What we have said and what we continue to say is that states have to also have
a system designed to number one, mitigate violence associated with their
marijuana industries. And number two, and perhaps most importantly, keep young
people, and children away from the products.” Arguing with the states-rights
perspective, it is logical to allow states to decide for themselves how to deal
with marijuana. Federal prohibitions have proven that passing laws against
marijuana and criminalizing people would not eliminate marijuana use in
society. Giving states the authority to decide marijuana laws and policy,
rather than Jeff sessions or any other administration, is possibly the most
rational approach moving forward.

            While many states, with California
most recently, having legalized marijuana use, the drug is still illegal under
federal law, creating major upheavals between federal and state law. There are
people who believe that the decisions about marijuana should be the
responsibility of the federal government. Robert Mikos, a professor of law at
Vanderbilt Law school argued in favor of federal government control, “Ultimately
it makes sense to consolidate the power over marijuana back into the hands of
the federal government and in particular into the hands of Congress.” There are
large variations and discrepancies between state regulations and policies that
make it difficult to control the activity of marijuana laws and policies. The
varying jurisdictions have different legislation regulating marijuana use and
distribution, in addition, states that have already legalized the substance are
not going to exclusively gain the benefits nor acquire all of the cost
associated with its legalization. Neighboring states are also capable of
receiving revenue of legal marijuana sales, “Last year alone, in 2014, the
state estimates Colorado licensed vendors sold about 10 tons of legal marijuana
to out-of-staters.” Another problem Mikos points out is the fact that cities,
local jurisdiction, and states are not prepared to deal with dynamic
regulations easily. Congress has the potential to do a much better job of
considering all the different conditions on deciding whether or not to legalize
recreational marijuana, in addition Congress can take liberty and freedom into
account as well as their ability to include policy in decision-making
processes. Mikos’ further argument for allowing the federal government to have
authority over marijuana is the expertise that the Drug Enforcement Agency
offers, “The DEA may not have made great decisions in the past but they have
more expertise, more knowledge, more capacity to make good decisions about a
drug like marijuana, its harms and benefits, than does the local city council
or even state legislature.” The arguments for federal government control over
marijuana policies are quite compelling, however it does not take into
consideration a key issue regarding the position of recreational marijuana in
society, that being the public opinion.

            Polls show that most Americans
support the legalization, unfortunately we have an administration that
frequently ignores the viewpoints of community members. The federal government
is increasingly becoming absurd with its position on marijuana, especially because
of the schedule 1 classification. This illogical reasoning explains why many
states have disregarded the federal government’s rules and regulations. It is problematic
for the public to consider the law that saws marijuana and heroin have the same
potential for abuse; marijuana has proven beneficial for millions of medicinal users,
while the vastly more addictive narcotics have ruined millions of peoples’

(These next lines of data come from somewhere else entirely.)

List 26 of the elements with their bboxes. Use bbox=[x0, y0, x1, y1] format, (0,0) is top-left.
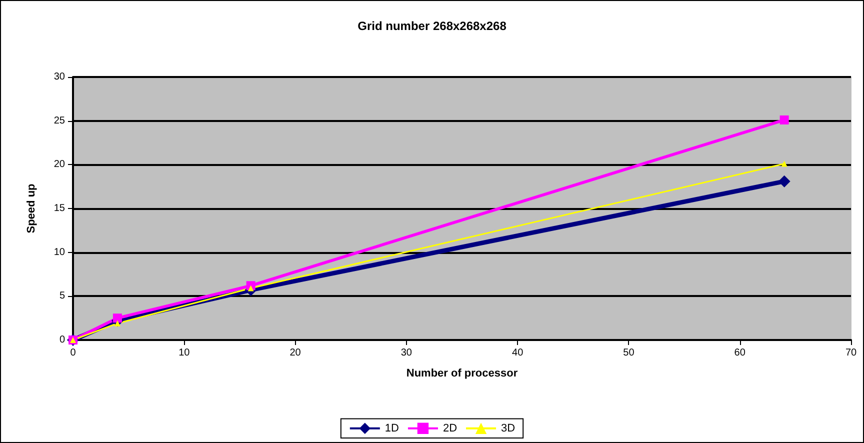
y-tick-label: 5 bbox=[59, 290, 66, 302]
y-tick-label: 20 bbox=[54, 159, 66, 170]
y-tick-label: 30 bbox=[54, 72, 66, 82]
x-axis-title: Number of processor bbox=[406, 368, 518, 380]
y-axis-title: Speed up bbox=[26, 183, 38, 234]
x-tick-label: 50 bbox=[623, 348, 635, 358]
y-tick-label: 0 bbox=[59, 334, 66, 346]
point bbox=[112, 314, 122, 323]
x-tick-label: 0 bbox=[70, 348, 76, 358]
point bbox=[248, 285, 254, 292]
legend-label: 1D bbox=[384, 422, 400, 434]
legend-label: 3D bbox=[501, 422, 516, 434]
point bbox=[781, 160, 788, 167]
y-tick-label: 15 bbox=[54, 203, 66, 214]
point bbox=[780, 115, 789, 124]
x-tick-label: 60 bbox=[734, 348, 746, 358]
y-tick-label: 10 bbox=[54, 246, 66, 258]
x-tick-label: 40 bbox=[512, 348, 524, 358]
x-tick-label: 70 bbox=[845, 348, 857, 358]
point bbox=[778, 175, 790, 188]
x-tick-label: 30 bbox=[400, 348, 412, 358]
y-tick-label: 25 bbox=[54, 115, 66, 126]
chart-title: Grid number 268x268x268 bbox=[358, 19, 507, 33]
x-tick-label: 10 bbox=[178, 348, 190, 358]
x-tick-label: 20 bbox=[290, 348, 302, 358]
legend-label: 2D bbox=[442, 422, 458, 434]
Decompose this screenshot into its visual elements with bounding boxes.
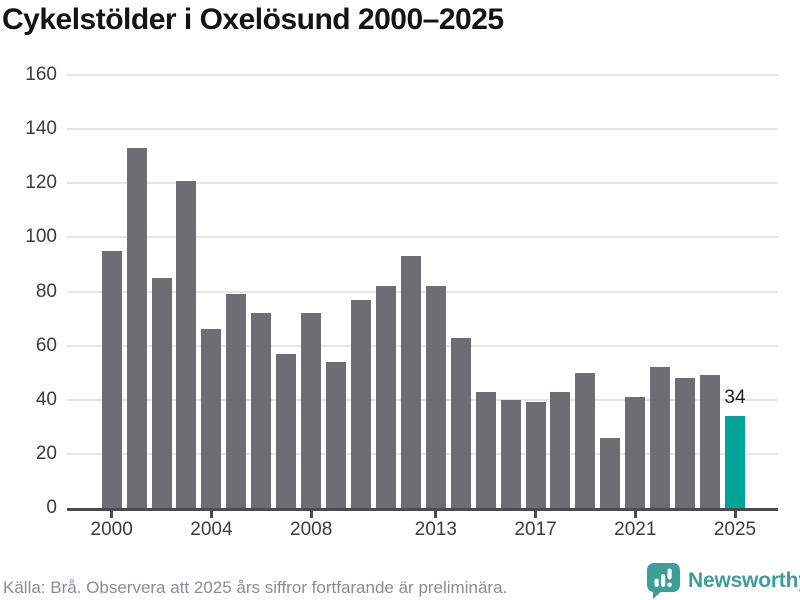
x-tick-mark xyxy=(309,511,313,518)
y-tick-label: 100 xyxy=(25,226,57,248)
x-tick-mark xyxy=(434,511,438,518)
gridline xyxy=(67,74,778,76)
bar-2016 xyxy=(500,400,521,508)
bar-2013 xyxy=(425,286,446,508)
y-tick-label: 60 xyxy=(35,334,57,356)
x-tick-label: 2017 xyxy=(514,519,557,540)
bar-2002 xyxy=(151,278,172,508)
bar-2020 xyxy=(600,438,621,508)
gridline xyxy=(67,452,778,455)
bar-2008 xyxy=(301,313,322,508)
y-tick-label: 160 xyxy=(25,64,57,85)
bar-2004 xyxy=(201,329,222,508)
gridline xyxy=(67,182,778,185)
gridline xyxy=(67,236,778,239)
source-note: Källa: Brå. Observera att 2025 års siffr… xyxy=(3,578,508,597)
bar-2023 xyxy=(675,378,696,508)
bar-2000 xyxy=(101,251,122,508)
bar-value-label: 34 xyxy=(724,386,746,408)
bar-2006 xyxy=(251,313,272,508)
gridline xyxy=(67,128,778,131)
x-tick-label: 2008 xyxy=(290,519,333,540)
bar-2011 xyxy=(375,286,396,508)
bar-2012 xyxy=(400,256,421,508)
x-tick-mark xyxy=(110,511,114,518)
x-tick-mark xyxy=(534,511,538,518)
bar-2019 xyxy=(575,373,596,508)
x-tick-mark xyxy=(209,511,213,518)
gridline xyxy=(67,398,778,401)
bar-2005 xyxy=(226,294,247,508)
gridline xyxy=(67,290,778,293)
bar-2021 xyxy=(625,397,646,508)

lives. It would be a significant movement if states took the lead on these decisions,
because they are getting tired of imprisoning thousands of their own citizens
for possession of a drug that has less potential for abuse and detrimental
behavior than alcohol. Marijuana consumption is not a right that should be enforced
on the states by the federal government, it should be a choice that states can make
based on cultural and social values of its citizens.